Interrogé par L’OLJ sur de possibles répercussions négatives sur le secteur bancaire, François Bassil, président du groupe Byblos Bank et ancien président de l’Association des banques, n’est pas particulièrement inquiet. « Je ne crois pas que ces personnes sont intéressées par la nationalité libanaise pour ouvrir des comptes en banque au Liban, mais plutôt pour se déplacer plus facilement avec un passeport libanais, dit-il. D’ailleurs, il faut savoir que les banques libanaises n’ouvrent pas des comptes à des personnes qui seraient sur des listes de restrictions imposées par des organisations internationales. Et le fait que ces personnes ont été naturalisées libanaises n’y changera rien, puisque les banques s’informent sur leurs clients avant de procéder à une telle démarche. » 


Des critères nébuleux
Pour ce qui est des recours en invalidation du décret auprès du Conseil d’État, toutes les parties disent attendre d’être en possession du texte du décret en vue de procéder à cette démarche, si besoin est. 

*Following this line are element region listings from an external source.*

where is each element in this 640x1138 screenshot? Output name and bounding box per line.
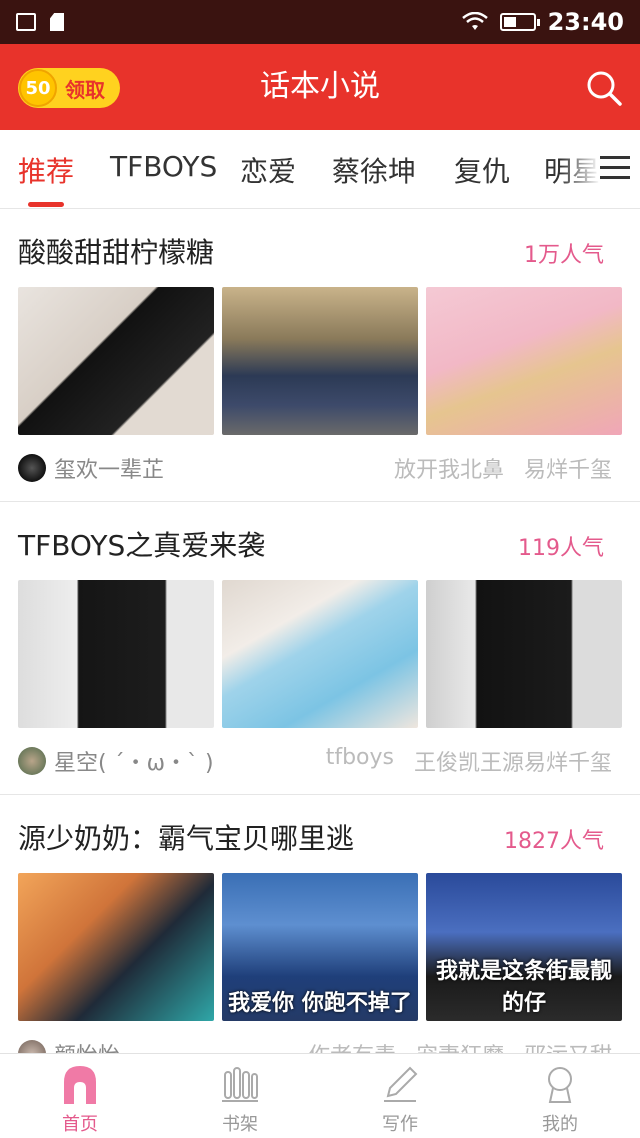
pencil-icon <box>384 1066 418 1102</box>
menu-icon[interactable] <box>600 156 630 180</box>
thumbnail-image <box>222 580 418 728</box>
thumbnail-row <box>18 287 622 435</box>
story-title: TFBOYS之真爱来袭 <box>18 529 266 562</box>
wifi-icon <box>461 12 488 30</box>
category-tabs: 推荐 TFBOYS 恋爱 蔡徐坤 复仇 明星 <box>0 130 640 209</box>
nav-label: 首页 <box>62 1114 98 1135</box>
author-name[interactable]: 星空( ´・ω・` ) <box>54 745 214 777</box>
thumbnail-image <box>426 580 622 728</box>
popularity-count: 119人气 <box>518 536 604 561</box>
tag[interactable]: 王俊凯王源易烊千玺 <box>414 745 612 777</box>
tab-tfboys[interactable]: TFBOYS <box>110 150 217 183</box>
popularity-count: 1万人气 <box>524 243 604 268</box>
bookshelf-icon <box>222 1067 258 1102</box>
tag-list: 放开我北鼻 易烊千玺 <box>394 452 612 484</box>
nav-write[interactable]: 写作 <box>320 1054 480 1138</box>
home-icon <box>64 1066 96 1104</box>
nav-bookshelf[interactable]: 书架 <box>160 1054 320 1138</box>
story-meta: 玺欢一辈芷 放开我北鼻 易烊千玺 <box>18 453 612 483</box>
author-avatar[interactable] <box>18 454 46 482</box>
thumbnail-image <box>18 580 214 728</box>
story-meta: 星空( ´・ω・` ) tfboys 王俊凯王源易烊千玺 <box>18 745 612 777</box>
tab-recommend[interactable]: 推荐 <box>18 150 74 190</box>
thumbnail-image <box>18 287 214 435</box>
story-title: 酸酸甜甜柠檬糖 <box>18 236 215 269</box>
thumbnail-caption: 我爱你 你跑不掉了 <box>228 991 412 1016</box>
tag[interactable]: 易烊千玺 <box>524 452 612 484</box>
search-icon[interactable] <box>584 68 624 108</box>
thumbnail-row <box>18 580 622 728</box>
story-card[interactable]: 酸酸甜甜柠檬糖 1万人气 玺欢一辈芷 放开我北鼻 易烊千玺 <box>0 209 640 502</box>
tab-romance[interactable]: 恋爱 <box>240 150 296 190</box>
thumbnail-caption: 我就是这条街最靓的仔 <box>435 959 612 1016</box>
profile-icon <box>548 1067 572 1103</box>
tab-revenge[interactable]: 复仇 <box>454 150 510 190</box>
tag[interactable]: 放开我北鼻 <box>394 452 504 484</box>
popularity-count: 1827人气 <box>504 829 604 854</box>
thumbnail-image: 我爱你 你跑不掉了 <box>222 873 418 1021</box>
page-title: 话本小说 <box>260 69 380 104</box>
story-card[interactable]: TFBOYS之真爱来袭 119人气 星空( ´・ω・` ) tfboys 王俊凯… <box>0 502 640 795</box>
thumbnail-image: 我就是这条街最靓的仔 <box>426 873 622 1021</box>
tag[interactable]: tfboys <box>326 745 394 777</box>
thumbnail-image <box>18 873 214 1021</box>
bottom-nav: 首页 书架 写作 我的 <box>0 1053 640 1138</box>
app-header: 50 领取 话本小说 <box>0 44 640 130</box>
story-title: 源少奶奶：霸气宝贝哪里逃 <box>18 822 355 855</box>
tab-caixukun[interactable]: 蔡徐坤 <box>332 150 416 190</box>
nav-label: 我的 <box>542 1114 578 1135</box>
status-time: 23:40 <box>547 8 624 36</box>
nav-profile[interactable]: 我的 <box>480 1054 640 1138</box>
nav-home[interactable]: 首页 <box>0 1054 160 1138</box>
tag-list: tfboys 王俊凯王源易烊千玺 <box>326 745 612 777</box>
thumbnail-image <box>222 287 418 435</box>
nav-label: 写作 <box>382 1114 418 1135</box>
story-card[interactable]: 源少奶奶：霸气宝贝哪里逃 1827人气 我爱你 你跑不掉了 我就是这条街最靓的仔… <box>0 795 640 1055</box>
battery-icon <box>499 13 540 31</box>
author-avatar[interactable] <box>18 747 46 775</box>
active-tab-indicator <box>28 202 64 207</box>
author-name[interactable]: 玺欢一辈芷 <box>54 452 164 484</box>
thumbnail-row: 我爱你 你跑不掉了 我就是这条街最靓的仔 <box>18 873 622 1021</box>
story-feed: 酸酸甜甜柠檬糖 1万人气 玺欢一辈芷 放开我北鼻 易烊千玺 TFBOYS之真爱来… <box>0 209 640 1055</box>
image-icon <box>16 13 36 31</box>
sd-card-icon <box>50 13 64 31</box>
nav-label: 书架 <box>222 1114 258 1135</box>
status-bar: 23:40 <box>0 0 640 44</box>
thumbnail-image <box>426 287 622 435</box>
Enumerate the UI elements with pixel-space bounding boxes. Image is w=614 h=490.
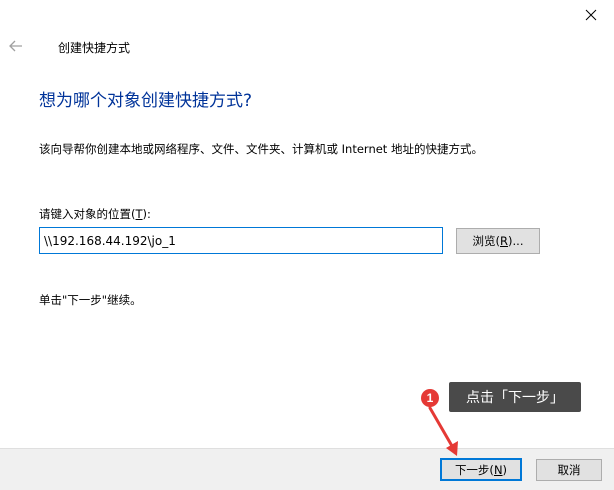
- step-badge: 1: [421, 389, 439, 407]
- wizard-description: 该向导帮你创建本地或网络程序、文件、文件夹、计算机或 Internet 地址的快…: [39, 142, 483, 156]
- cancel-button[interactable]: 取消: [536, 459, 602, 481]
- location-label: 请键入对象的位置(T):: [39, 207, 151, 221]
- back-button[interactable]: [6, 36, 26, 56]
- wizard-title: 创建快捷方式: [58, 41, 131, 55]
- page-heading: 想为哪个对象创建快捷方式?: [39, 91, 253, 111]
- next-button[interactable]: 下一步(N): [440, 458, 522, 481]
- instruction-callout: 点击「下一步」: [449, 382, 581, 412]
- location-input[interactable]: [39, 227, 443, 254]
- continue-hint: 单击"下一步"继续。: [39, 293, 142, 307]
- create-shortcut-dialog: 创建快捷方式 想为哪个对象创建快捷方式? 该向导帮你创建本地或网络程序、文件、文…: [0, 0, 614, 490]
- close-icon: [585, 9, 597, 21]
- back-arrow-icon: [9, 40, 22, 52]
- browse-button[interactable]: 浏览(R)...: [456, 228, 540, 254]
- close-button[interactable]: [568, 0, 614, 30]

Mais sur quelle base peut-on présenter un recours en invalidation d’un décret de ce type ? Selon l’ancien député Salah Honein, pour attaquer ce décret, il faut attaquer la source, qui est « la loi archaïque datant de 1925 ». Il fait remarquer à L’OLJ que ce droit accordé au président de la République, dans la loi, entre d’emblée en contradiction avec le fait que le Liban est une démocratie parlementaire. Cette disposition contredit aussi l’article 6 de la Constitution (antérieure d’un an) qui stipule, en substance, qu’un texte de loi définissant le mécanisme d’octroi de la nationalité doit être adopté. Ce qui n’a jamais été fait.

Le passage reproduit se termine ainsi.